Я не знаю, почему именно ты понимаешь лучше любого кардиолога, о чем разрывается мое сердце. Почему оно так не ровно бьется, обо что сбивается его едва различимый ритм… И только ты знала, как его успокоить. Ты без рецепта вливала в меня эндорфин, очень остро чувствуя, сквозь что я улыбаюсь.
Но это была тайна, и ты о ней даже не вздыхала. И я, не отводя взгляда:
-Все хорошо! Правда! – Без тени надвигающейся зимы в голосе.
Ты улыбалась в ответ и, допивая чай, продолжала разглядывать меня изнутри. А мне правда хорошо, уютно и спокойно в твоих объятиях.
И я буду по-прежнему лететь на встречу, не смотря на судороги в крыльях.

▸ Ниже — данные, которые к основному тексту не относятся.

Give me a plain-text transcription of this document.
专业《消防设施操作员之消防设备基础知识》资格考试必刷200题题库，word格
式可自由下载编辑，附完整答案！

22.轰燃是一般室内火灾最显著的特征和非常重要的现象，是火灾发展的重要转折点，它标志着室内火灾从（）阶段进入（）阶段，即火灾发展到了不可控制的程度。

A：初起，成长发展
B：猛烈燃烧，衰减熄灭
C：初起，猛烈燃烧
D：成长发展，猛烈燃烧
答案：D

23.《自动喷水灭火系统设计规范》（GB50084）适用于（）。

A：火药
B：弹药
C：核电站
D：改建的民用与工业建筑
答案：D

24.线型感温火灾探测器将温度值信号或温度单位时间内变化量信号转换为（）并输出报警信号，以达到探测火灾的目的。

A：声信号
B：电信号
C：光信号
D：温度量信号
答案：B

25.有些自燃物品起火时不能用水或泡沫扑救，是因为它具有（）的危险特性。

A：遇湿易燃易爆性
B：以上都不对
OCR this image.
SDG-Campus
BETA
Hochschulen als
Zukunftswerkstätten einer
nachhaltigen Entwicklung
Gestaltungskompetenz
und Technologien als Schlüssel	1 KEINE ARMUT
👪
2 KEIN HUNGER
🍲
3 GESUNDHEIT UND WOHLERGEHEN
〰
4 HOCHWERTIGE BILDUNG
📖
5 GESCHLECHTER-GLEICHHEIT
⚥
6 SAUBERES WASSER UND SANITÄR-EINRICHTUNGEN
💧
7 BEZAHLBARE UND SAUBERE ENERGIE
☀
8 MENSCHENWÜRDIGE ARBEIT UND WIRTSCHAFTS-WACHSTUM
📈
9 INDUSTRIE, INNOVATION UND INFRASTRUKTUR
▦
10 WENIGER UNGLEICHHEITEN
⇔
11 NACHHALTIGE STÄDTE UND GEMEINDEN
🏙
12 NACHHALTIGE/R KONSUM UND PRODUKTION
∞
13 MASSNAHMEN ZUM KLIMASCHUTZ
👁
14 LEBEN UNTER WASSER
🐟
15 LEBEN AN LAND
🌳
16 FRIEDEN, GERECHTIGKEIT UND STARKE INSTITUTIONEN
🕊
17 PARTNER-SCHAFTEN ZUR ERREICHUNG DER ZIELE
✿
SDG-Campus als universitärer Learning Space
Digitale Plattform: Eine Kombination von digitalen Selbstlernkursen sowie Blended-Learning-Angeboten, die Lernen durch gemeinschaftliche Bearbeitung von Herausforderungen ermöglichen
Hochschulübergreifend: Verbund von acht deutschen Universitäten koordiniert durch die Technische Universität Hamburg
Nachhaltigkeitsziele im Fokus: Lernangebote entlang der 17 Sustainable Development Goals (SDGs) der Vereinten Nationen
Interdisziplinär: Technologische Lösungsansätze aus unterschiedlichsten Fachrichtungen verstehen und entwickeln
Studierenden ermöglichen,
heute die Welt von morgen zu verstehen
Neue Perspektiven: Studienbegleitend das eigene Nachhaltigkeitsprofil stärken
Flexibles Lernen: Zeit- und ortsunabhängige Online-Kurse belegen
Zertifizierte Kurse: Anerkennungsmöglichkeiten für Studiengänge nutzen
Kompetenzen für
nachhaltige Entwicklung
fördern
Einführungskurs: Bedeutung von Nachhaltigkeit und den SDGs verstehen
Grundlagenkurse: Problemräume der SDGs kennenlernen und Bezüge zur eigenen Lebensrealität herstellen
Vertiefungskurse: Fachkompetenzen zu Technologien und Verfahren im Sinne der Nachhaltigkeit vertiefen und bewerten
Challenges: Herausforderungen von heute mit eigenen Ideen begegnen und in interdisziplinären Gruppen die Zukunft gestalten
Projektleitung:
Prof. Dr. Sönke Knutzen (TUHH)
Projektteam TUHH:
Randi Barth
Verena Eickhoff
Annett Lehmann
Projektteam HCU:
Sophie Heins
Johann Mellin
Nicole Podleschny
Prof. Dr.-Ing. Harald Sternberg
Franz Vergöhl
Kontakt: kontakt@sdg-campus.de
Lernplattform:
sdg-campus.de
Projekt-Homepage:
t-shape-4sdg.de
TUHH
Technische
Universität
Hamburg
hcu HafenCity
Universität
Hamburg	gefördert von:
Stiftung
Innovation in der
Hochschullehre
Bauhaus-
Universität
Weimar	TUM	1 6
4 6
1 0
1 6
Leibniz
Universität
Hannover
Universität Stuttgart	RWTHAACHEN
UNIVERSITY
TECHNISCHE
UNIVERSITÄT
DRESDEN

Меня не пугают те картины, что я вижу: черная оградка, тихо, легкий ветер, ты и они. Молчите. Нет слез, просто холодок отчаянья прошибает навылет. И ты, не поворачивая голову:
-А каким он был? – Нина тоже не обернется, но прекрасно поймет, что это только у нее можно спросить.
-Разным… – После паузы.
И жуткое, едва различимое, эхо раздвоит ее голос у тебя в ушах, как звонок того трамвая, в котором я сам отвечал ей на этот вопрос. А та другая, что поглощала мои первые, едва сложившиеся буквы, промолчит, пальцами сжимая свои щеки.
Ты ведь знаешь, почему я их покинул, но до конца хранил их в своих файлах, что ты без труда расшифровала. Но об этом им тоже ничего не скажешь.
-Вам куда?.. Мне в другую сторону… – не оборачиваясь.
Но это все где-то совсем далеко, когда чуть более длинный февраль начнет уступать марту место… Слишком далеко от нас.
А пока за стенами люди ищут новогодние подарки, приезжают к родственникам на Рождество, ищут мой номер в книжке, чтобы поздравить с днем рождения, мы все еще заворачиваемся в самые первые листы ноября…
Убегаем в наш бесконечный Lovember, которого нет ни на одном календаре. Он вне времени, он просто внутри нас. Такой загадочный и родной… Спасибо за все, что будет!
По мотивам «Сладкого Ноября» и жизни.